На крыльце школы показался Смирнов-старший. С подозрением покосился на небо и огромными резкими шагами направился к автомобилю.
За ним семенил непривычно смиренный Егор, поглядывая по сторонам исподлобья. Поравнявшись с окном, он заметил Иру. Беззвучно театрально заржал, вскинул руку, судя по всему, с каким-то жестом из пальцев, но жест скрыли бездонные рукава толстовки-оверсайз. Парень дернул рукой, чтоб освободить ладонь, но безуспешно. Ира усмехнулась. Он со злостью рванул дверь машины и юркнул внутрь.
– Приехал, значит. Видел, да? – проговорила Ира.
Цветок многозначительно молчал.
И тут же раздался звонок телефона. Это была завуч.
– Оперативно, – вздохнула она, а в трубку ответила: – Ольга Викторовна?.. Я все поняла. Иду.
Понять-то поняла, а страх тут же вырос в громадного монстра и, вытеснив все остальные эмоции, пронизывал до костей, как лютый мороз. Полз снизу вверх, от ступней до макушки, заставляя трястись каждую клеточку.
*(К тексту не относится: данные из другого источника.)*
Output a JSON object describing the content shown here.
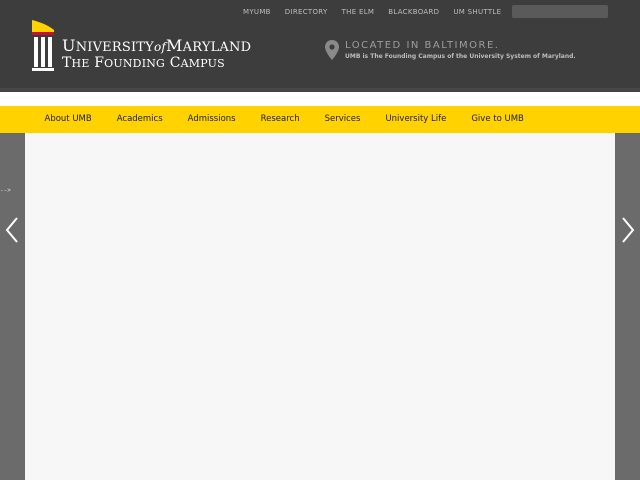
{
  "utility_nav": [
    "MYUMB",
    "DIRECTORY",
    "THE ELM",
    "BLACKBOARD",
    "UM SHUTTLE"
  ],
  "search": {
    "placeholder": ""
  },
  "logo": {
    "line1_a": "U",
    "line1_b": "NIVERSITY",
    "line1_of": "of",
    "line1_c": "M",
    "line1_d": "ARYLAND",
    "line2_a": "T",
    "line2_b": "HE",
    "line2_c": "F",
    "line2_d": "OUNDING",
    "line2_e": "C",
    "line2_f": "AMPUS"
  },
  "located": {
    "title": "LOCATED IN BALTIMORE.",
    "subtitle": "UMB is The Founding Campus of the University System of Maryland."
  },
  "main_nav": [
    "About UMB",
    "Academics",
    "Admissions",
    "Research",
    "Services",
    "University Life",
    "Give to UMB"
  ],
  "slider": {
    "stray_text": "-->",
    "prev_label": "previous slide",
    "next_label": "next slide"
  },
  "colors": {
    "header_bg": "#3d3d3d",
    "nav_gold": "#ffd200",
    "brand_red": "#c8102e"
  }
}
Еще чуть-чуть, и она развалится на ира-молекулы от этой тряски. Надо срочно поговорить с Викой, успокоиться.
– Привет! Ты как почувствовала мои мысли! Как раз собиралась тебе звонить! Я сейчас с ума сойду… – после одного гудка послышался голос подруги.
– Что случилось?
– Машка опять отказалась идти в садике на гимнастику, – упавшим голосом жаловалась Вика, – я не знаю, что с ней делать. Просто не знаю… Разговаривала сто раз. Вроде все понимает. Улыбается мне, кивает, говорит: «Да, мамочка», а потом закатывает истерику воспитателю и никуда не идет. Представляешь? Вот что я делаю не так?
– Да все так. Ребенок. Бывает. Наверное, ей скучно.
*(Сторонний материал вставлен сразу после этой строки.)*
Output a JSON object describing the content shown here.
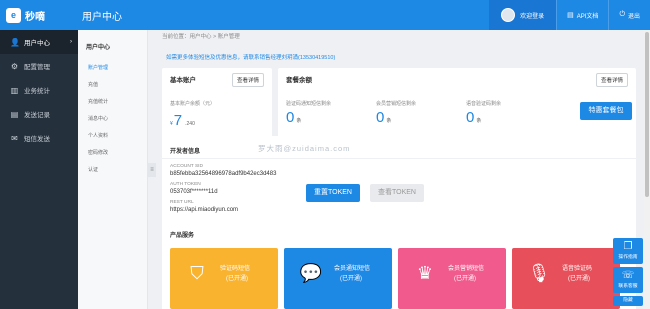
{
  "header": {
    "brand": "秒嘀",
    "logo_letter": "e",
    "title": "用户中心",
    "user_label": "欢迎登录",
    "api_label": "API文档",
    "logout_label": "退出",
    "bg_color": "#1e88e5"
  },
  "sidebar": {
    "items": [
      {
        "label": "用户中心",
        "icon": "user-icon"
      },
      {
        "label": "配置管理",
        "icon": "gear-icon"
      },
      {
        "label": "业务统计",
        "icon": "chart-icon"
      },
      {
        "label": "发送记录",
        "icon": "document-icon"
      },
      {
        "label": "短信发送",
        "icon": "send-icon"
      }
    ]
  },
  "submenu": {
    "title": "用户中心",
    "items": [
      "账户管理",
      "充值",
      "充值统计",
      "消息中心",
      "个人资料",
      "密码修改",
      "认证"
    ]
  },
  "breadcrumb": "当前位置：用户中心 > 账户管理",
  "notice": "如需更多体验短信及优惠信息，请联系销售经理刘玥涌(13530419510)",
  "basic_account": {
    "title": "基本账户",
    "view_details": "查看详情",
    "balance_label": "基本账户余额（元）",
    "currency": "¥",
    "balance_main": "7",
    "balance_fraction": ".240"
  },
  "package": {
    "title": "套餐余额",
    "view_details": "查看详情",
    "columns": [
      {
        "label": "验证码通知短信剩余",
        "value": "0",
        "unit": "条"
      },
      {
        "label": "会员营销短信剩余",
        "value": "0",
        "unit": "条"
      },
      {
        "label": "语音验证码剩余",
        "value": "0",
        "unit": "条"
      }
    ],
    "deal_button": "特惠套餐包"
  },
  "developer": {
    "title": "开发者信息",
    "account_sid_label": "ACCOUNT SID",
    "account_sid": "b85febba32564896978adf9b42ec3d483",
    "auth_token_label": "AUTH TOKEN",
    "auth_token": "053703f*******11d",
    "rest_url_label": "REST URL",
    "rest_url": "https://api.miaodiyun.com",
    "reset_button": "重置TOKEN",
    "view_button": "查看TOKEN"
  },
  "watermark": "罗大雨@zuidaima.com",
  "products": {
    "title": "产品服务",
    "tiles": [
      {
        "name": "验证码短信",
        "state": "(已开通)",
        "color": "#f9b32f",
        "icon": "shield-icon"
      },
      {
        "name": "会员通知短信",
        "state": "(已开通)",
        "color": "#1e88e5",
        "icon": "chat-icon"
      },
      {
        "name": "会员营销短信",
        "state": "(已开通)",
        "color": "#f05a8c",
        "icon": "crown-icon"
      },
      {
        "name": "语音验证码",
        "state": "(已开通)",
        "color": "#e7505a",
        "icon": "microphone-icon"
      }
    ]
  },
  "floating": {
    "guide_label": "操作指南",
    "contact_label": "联系客服",
    "hide_label": "隐藏"
  }
}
– Не знаю. Ее подружка никогда не прогуливает и дополнительно занимается. Мать ее таскает везде. И на показательные выступления-то они ездили, и на допзанятия какие-то. И то и се! И ведь не сказать чтоб талант там какой. Самая обычная девочка. У Машки-то моей какая гибкость! И ноги от ушей! Все говорят!
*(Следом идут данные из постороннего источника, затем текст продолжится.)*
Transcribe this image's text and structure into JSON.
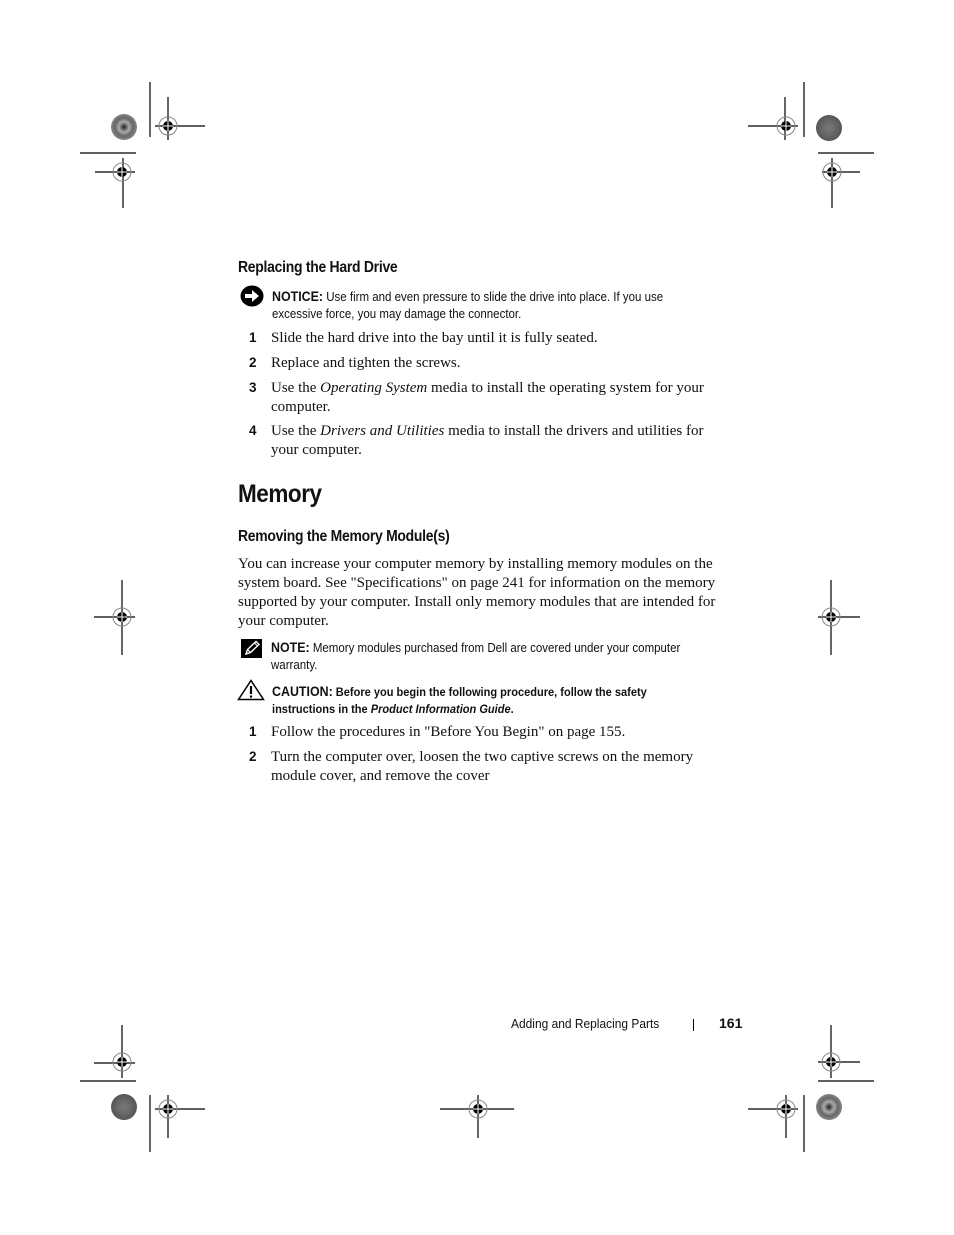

Дальше следовал монолог на пять минут о том, какая Маша талантливая девочка и как Вика готова ради нее на все. Но это все почему-то пока не приносит плодов, не складывается в идиллическую картину: дочь не хочет заниматься столько, сколько надо, и быстро теряет ко всему интерес. Голос Вики пару раз срывался, было слышно, как она глотает слезы.
Когда Ира дошла до кабинета завуча, Вика успокоилась:
– Вот хорошо ты позвонила. Я хоть выговорилась.
– Угу. А у меня вот на работе проблемы. Серьезные. Либо уволят, либо чего похуже…
– Ой, да ладно тебе! Не нагнетай.
– Не нагнетаю совсем. Иду к завучу, уже вызвала меня.
– Так у вас же хорошие отношения с ней. Чего ты? Договоритесь. Так… извини, мне нужно срочно бежать. Целую!
Затем был диалог с Ольгой Викторовной, во время которого та озвучила свою блестящую идею, как и спонсору школы угодить, и сотрудника не уволить – временное отстранение. С элементами маскарада. Можно еще сказать «подвешенное положение». Но как ни назови, а суть в том, что Ира осталась без работы. Вроде временно, а может, и нет.
Она возвращалась к себе, спускалась по лестнице, как десятки раз за день. Мимо пробегали ученики, прижимались к стене, пропуская ее, и все это как на экране, со стороны. Словно Ира – не участник, а наблюдатель. Тело здесь, а сознание где-то в другом месте. Сбежало, видимо, от нагромождения эмоций. Они пестрили, как мелкий узор на ивановском ситце, не позволяя сосредоточиться: страх потери работы, расстройство, а сверху, вторым слоем, расстройство из-за того, что потеря этой работы может быть такой болезненной. То есть она переживала из-за того, из-за чего переживать совсем не хотела. Какой-то сумбур!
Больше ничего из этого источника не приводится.